SE-0243: Codepoint and Character Literals

SDGGiesbrecht · March 13, 2019, 3:51am

All sorts of things handle Swift source, not just the compiler, and they are fully compliant with Unicode if they normalize the source in some way or another. Where Swift syntax plays by the rules of Unicode equivalence, all is well. Such is the case with "x̱̄" as Character now. But wherever Swift syntax relies on a particular scalar representation—effectively ignoring unicode equivalence—then the source code is volatile, because any tool which (rightly) assumes unicode equivalence may be unknowingly changing the semantics of the Swift source code, sometimes even breaking the syntax rules so it no longer compiles.

Are there Swift‐related tools already doing this sort of thing? Yes.

This forum performs NFC on copy‐and‐paste, and as demonstrated in the pitch thread here, can render valid code uncompilable.
While Git does not perform Unicode normalization on file contents yet, it does already normalize filenames to NFD on macOS and NFC elsewhere. (Since it already normalizes line endings and whitespace, it is not much of a stretch to imagine it in the future.)

Those are just the two I have already run into. As Unicode awareness continues to spread, the number is likely to grow.

Currently, only constructions which deliberately call out Unicode.Scalar are vulnerable to this, such as "é" as Unicode.Scalar. I do not even like that this problem is already reachable, but at least right now you have to ask for it with as Unicode.Scalar, and as stated in an earlier post, it could not be protected against anyway without also blocking "\u{E8}" as Unicode.Scalar.

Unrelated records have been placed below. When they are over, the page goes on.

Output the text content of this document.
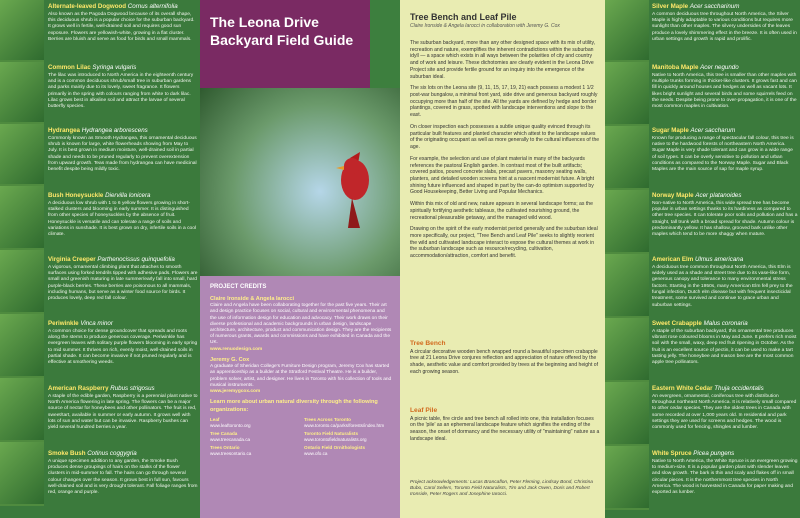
The Leona Drive Backyard Field Guide
Alternate-leaved Dogwood Cornus alternifolia

Also known as the Pagoda Dogwood because of its overall shape, this deciduous shrub is a popular choice for the suburban backyard. It grows well in fertile, well-drained soil and requires good sun exposure. Flowers are yellowish-white, growing in a flat cluster. Berries are bluish and serve as food for birds and small mammals.

Common Lilac Syringa vulgaris

The lilac was introduced to North America in the eighteenth century and is a common deciduous shrub/small tree in suburban gardens and parks mainly due to its lovely, sweet fragrance. It flowers primarily in the spring with colours ranging from white to dark lilac. Lilac grows best in alkaline soil and attract the larvae of several butterfly species.

Hydrangea Hydrangea arborescens

Commonly known as Smooth Hydrangea, this ornamental deciduous shrub is known for large, white flowerheads showing from May to July. It is best grown in medium moisture, well-drained soil in partial shade and needs to be pruned regularly to prevent overextension from upward growth. Teas made from hydrangea can have medicinal benefit despite being mildly toxic.

Bush Honeysuckle Diervilla lonicera

A deciduous low shrub with 1 to 6 yellow flowers growing in short-stalked clusters and blooming in early summer. It is distinguished from other species of honeysuckles by the absence of fruit. Honeysuckle is versatile and can tolerate a range of soils and variations in sunshade. It is best grown on dry, infertile soils in a cool climate.

Virginia Creeper Parthenocissus quinquefolia

A vigorous, ornamental climbing plant that attaches to smooth surfaces using forked tendrils tipped with adhesive pads. Flowers are small and greenish maturing in late summer/early fall into small, hard purple-black berries. These berries are poisonous to all mammals, including humans, but serve as a winter food source for birds. It produces lovely, deep red fall colour.

Periwinkle Vinca minor

A common choice for dense groundcover that spreads and roots along the stems to produce generous coverage. Periwinkle has evergreen leaves with solitary purple flowers blooming in early spring to mid summer. It thrives on rich, evenly moist, well-drained soils in partial shade. It can become invasive if not pruned regularly and is effective at smothering weeds.

American Raspberry Rubus strigosus

A staple of the edible garden, Raspberry is a perennial plant native to North America flowering in late spring. The flowers can be a major source of nectar for honeybees and other pollinators. The fruit is red, sweet/tart, available in summer or early autumn. It grows well with lots of sun and water but can be invasive. Raspberry bushes can yield several hundred berries a year.

Smoke Bush Cotinus coggygria

A unique specimen addition to any garden, the Smoke Bush produces dense groupings of hairs on the stalks of the flower clusters in mid-summer to fall. The hairs can go through several colour changes over the season. It grows best in full sun, favours well-drained soil and is very drought tolerant. Fall foliage ranges from red, orange and purple.

Silver Maple Acer saccharinum

A common deciduous tree throughout North America, the Silver Maple is highly adaptable to various conditions but requires more sunlight than other maples. The silvery undersides of the leaves produce a lovely shimmering effect in the breeze. It is often used in urban settings and growth is rapid and prolific.

Manitoba Maple Acer negundo

Native to North America, this tree is smaller than other maples with multiple trunks forming in thicket-like clusters. It grows fast and can fill in quickly around houses and hedges as well as vacant lots. It likes bright sunlight and several birds and some squirrels feed on the seeds. Despite being prone to over-propagation, it is one of the most common maples in cultivation.

Sugar Maple Acer saccharum

Known for producing a range of spectacular fall colour, this tree is native to the hardwood forests of northeastern North America. Sugar Maple is very shade tolerant and can grow in a wide range of soil types. It can be overly sensitive to pollution and urban conditions as compared to the Norway Maple. Sugar and Black Maples are the main source of sap for maple syrup.

Norway Maple Acer platanoides

Non-native to North America, this wide spread tree has become popular in urban settings thanks to its hardiness as compared to other tree species. It can tolerate poor soils and pollution and has a straight, tall trunk with a broad spread for shade. Autumn colour is predominantly yellow. It has shallow, grooved bark unlike other maples which tend to be more shaggy when mature.

American Elm Ulmus americana

A deciduous tree common throughout North America, this Elm is widely used as a shade and street tree due to its vase-like form, generous canopy and tolerance to many environmental stress factors. Starting in the 1950s, many American Elm fell prey to the fungal infection, Dutch elm disease but with frequent insecticidal treatment, some survived and continue to grace urban and suburban settings.

Sweet Crabapple Malus coronaria

A staple of the suburban backyard, this ornamental tree produces vibrant rose coloured blooms in May and June. It prefers rich moist soil with the small, waxy, deep red fruit ripening in October. As the fruit is an excellent source of pectin, it can be used to make a tart tasting jelly. The honeybee and mason bee are the most common apple tree pollinators.

Eastern White Cedar Thuja occidentalis

An evergreen, ornamental, coniferous tree with distribution throughout northeast North America. It is relatively small compared to other cedar species. They are the oldest trees in Canada with some recorded at over 1,000 years old. In residential and park settings they are used for screens and hedges. The wood is commonly used for fencing, shingles and lumber.

White Spruce Picea pungens

Native to North America, the White Spruce is an evergreen growing to medium-size. It is a popular garden plant with slender leaves and slow growth. The bark is thin and scaly and flakes off in small circular pieces. It is the northernmost tree species in North America. The wood is harvested in Canada for paper making and exported as lumber.

Tree Bench and Leaf Pile
Claire Ironside & Angela Iarocci in collaboration with Jeremy G. Cox

The suburban backyard, more than any other designed space with its mix of utility, recreation and nature, exemplifies the inherent contradictions within the suburban idyll — a space which exists in all ways between the polarities of city and country and of work and leisure. These dichotomies are clearly evident in the Leona Drive Project site and provide fertile ground for an inquiry into the emergence of the suburban ideal.

The six lots on the Leona site (9, 11, 15, 17, 19, 21) each possess a modest 1 1/2 post-war bungalow, a minimal front yard, side drive and generous backyard roughly occupying more than half of the site. All the yards are defined by hedge and border plantings, covered in grass, spotted with landscape interventions and slope to the east.

On closer inspection each possesses a subtle unique quality evinced through its particular built features and planted character which attest to the landscape values of the originating occupant as well as more generally to the cultural influences of the age.

For example, the selection and use of plant material in many of the backyards references the pastoral English garden. In contrast most of the built artifacts; covered patios, poured concrete slabs, precast pavers, masonry seating walls, planters, and detailed wooden screens hint at a nascent modernist future. A bright shining future influenced and shaped in part by the can-do optimism supported by Good Housekeeping, Better Living and Popular Mechanics.

Within this mix of old and new, nature appears in several landscape forms; as the spiritually fortifying aesthetic tableaux, the cultivated nourishing ground, the recreational pleasurable getaway, and the managed wild wood.

Drawing on the spirit of the early modernist period generally and the suburban ideal more specifically, our project, "Tree Bench and Leaf Pile" seeks to slightly reorient the wild and cultivated landscape interact to expose the cultural themes at work in the suburban landscape such as resource/recycling, cultivation, accommodation/attraction, comfort and benefit.

Tree Bench

A circular decorative wooden bench wrapped round a beautiful specimen crabapple tree at 21 Leona Drive conjures reflection and appreciation of nature offered by the shade, aesthetic value and comfort provided by trees at the beginning and height of each growing season.

Leaf Pile

A picnic table, fire circle and tree bench all rolled into one, this installation focuses on the 'pile' as an ephemeral landscape feature which signifies the ending of the season, the onset of dormancy and the necessary utility of "maintaining" nature as a landscape ideal.

Project acknowledgements: Lucas Brancaflon, Peter Fleming, Lindsay Bond, Christina Bubo, Carol Sellers, Toronto Field Naturalists, Tim and Jack Owen, Doris and Robert Ironside, Peter Rogers and Josephine Iarocci.
PROJECT CREDITS
Claire Ironside & Angela Iarocci

Claire and Angela have been collaborating together for the past five years. Their art and design practice focuses on social, cultural and environmental phenomena and the use of information design for education and advocacy. Their work draws on their diverse professional and academic backgrounds in urban design, landscape architecture, architecture, product and communication design. They are the recipients of numerous grants, awards and commissions and have exhibited in Canada and the UK.

www.renuodesign.com

Jeremy G. Cox

A graduate of Sheridan College's Furniture Design program, Jeremy Cox has started an apprenticeship as a builder at the Stratford Festival Theatre. He is a builder, problem solver, artist, and designer. He lives in Toronto with his collection of tools and musical instruments.

www.jeremygcox.com

Learn more about urban natural diversity through the following organizations:
Leaf
www.leaftoronto.org
Trees Across Toronto
www.toronto.ca/parks/forests/index.htm
Tree Canada
www.treecanada.ca
Toronto Field Naturalists
www.torontofieldnaturalists.org
Trees Ontario
www.treesontario.ca
Ontario Field Ornithologists
www.ofo.ca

As for future syntax, I am strongly against anything which increases the number of places in the language where these vulnerabilities can be encountered—especially where it can be encountered without some explicit reminder that “This is lower‐level Unicode; think about what you are doing.”

Once the originally proposed deprecations had come into effect and 'é' as Unicode.Scalar completely replaced "é" as Unicode.Scalar, the net effect would only have been that the danger zone had moved, not that it had increased. And I could live with that.

But if 'é' as Character—where it must actually be a scalar—is proposed to be indefinitely possible (deprecation is fine), then it would be a new place to run into errors. That new zone feels much worse because (1) there is no nearby reminder of Unicode, let alone Scalar; (2) someone can know enough to write that code without ever having heard of Unicode whatsoever; (3) there is a very simple, safer alternative available: "é" as Character.

I do not really care how the vulnerability is prevented, only that it is. Many new alternative designs have already been mentioned in this review, and it is not evident to me which direction this will go if it is returned for revision. Some of the proposed alternatives do not even have to deal with this issue in the first place, some have simple fixes, others could be solved with some work, and still others are basically irreparable in this respect. I have not thought through each to know which will have to tiptoe around the ABI to get it right and which will have easy solutions. That is why my last few posts were littered with the word “if”. I am only trying to say that whichever way development continues, I think this needs to be a design consideration.